In 2014, Grant Township adopted a Community Bill of Rights Ordinance that declared any permit for fracking injection in the town was invalid, and that corporations had no legal right to challenge the ordinance in court. The Ordinance also recognized Rights of Nature. PGE filed a lawsuit against the Ordinance, claiming it violated its rights guaranteed by federal and state laws and by the US constitution. The federal judge ruled against the town and overturned the 2014 Community Bill of Rights Ordinance. But, despite this victory, PGE did not begin to operate the injection well, as Grant Township’s Home Rule Charter Initiative had been enacted (along with ensuing lawsuits). In 2017, the Pennsylvania Department of Environmental Protection (DEP) sued the Township, seeking to invalidate the Charter.
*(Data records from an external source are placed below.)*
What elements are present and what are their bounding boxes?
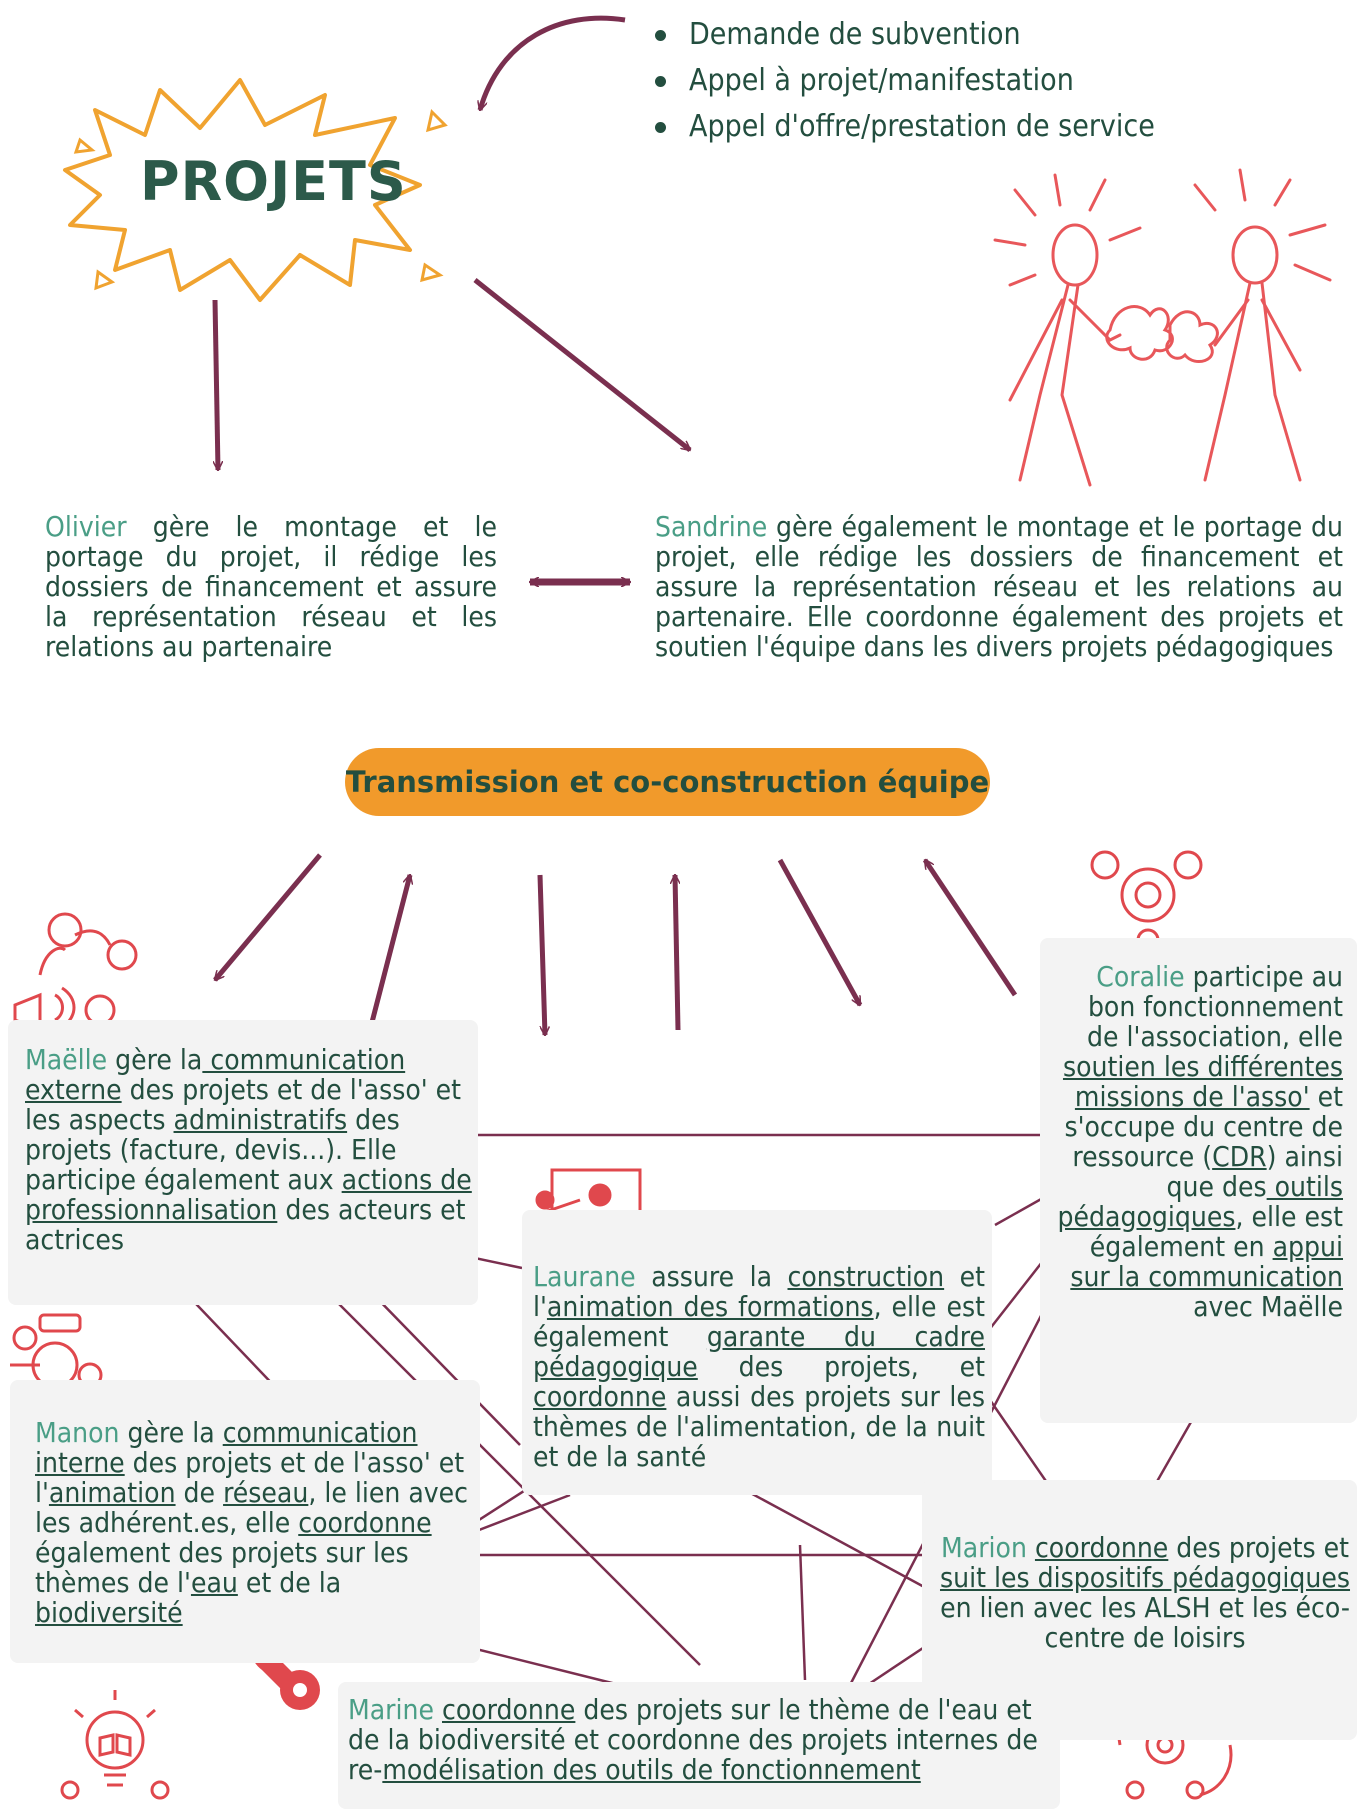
- underlined-text: animation: [48, 1476, 176, 1509]
- underlined-text: soutien les différentes missions de l'as…: [1062, 1050, 1343, 1113]
- starburst-tick: [425, 109, 448, 133]
- person-name: Sandrine: [655, 510, 768, 543]
- underlined-text: eau: [190, 1566, 238, 1599]
- text: des projets, et: [697, 1350, 985, 1383]
- underlined-text: suit les dispositifs pédagogiques: [939, 1561, 1351, 1594]
- text: gère la: [119, 1416, 223, 1449]
- person-name: Marion: [941, 1531, 1027, 1564]
- person-name: Laurane: [533, 1260, 636, 1293]
- underlined-text: CDR: [1212, 1140, 1267, 1173]
- underlined-text: appui sur la communication: [1070, 1230, 1343, 1293]
- arrow-down-center: [537, 874, 545, 1035]
- bullet-item: Demande de subvention: [655, 12, 1155, 58]
- text: assure la: [635, 1260, 788, 1293]
- text: et de la: [237, 1566, 342, 1599]
- projets-title: PROJETS: [140, 150, 407, 213]
- marion-description: Marion coordonne des projets et suit les…: [935, 1533, 1355, 1653]
- underlined-text: coordonne: [298, 1506, 432, 1539]
- transmission-label: Transmission et co-construction équipe: [345, 765, 990, 799]
- arrow-to-olivier: [212, 299, 218, 470]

In July 2022, a judge of the PA Commonwealth Court ruled that the Home Rule Charter violates PGE’s corporate constitutional rights, and is therefore unconstitutional, thereby nullifying Grant Township’s Home Rule Charter. Grant Township filed an appeal to the Pennsylvania Supreme Court on August 11, 2022. There is no news on any of the 3 lawsuits as of 2023.
Still, to this day, thanks to the tireless efforts of the people of Grant Township and those who support them, there is still no injection well, 9 years after PGE first applied for a permit. The fight continues.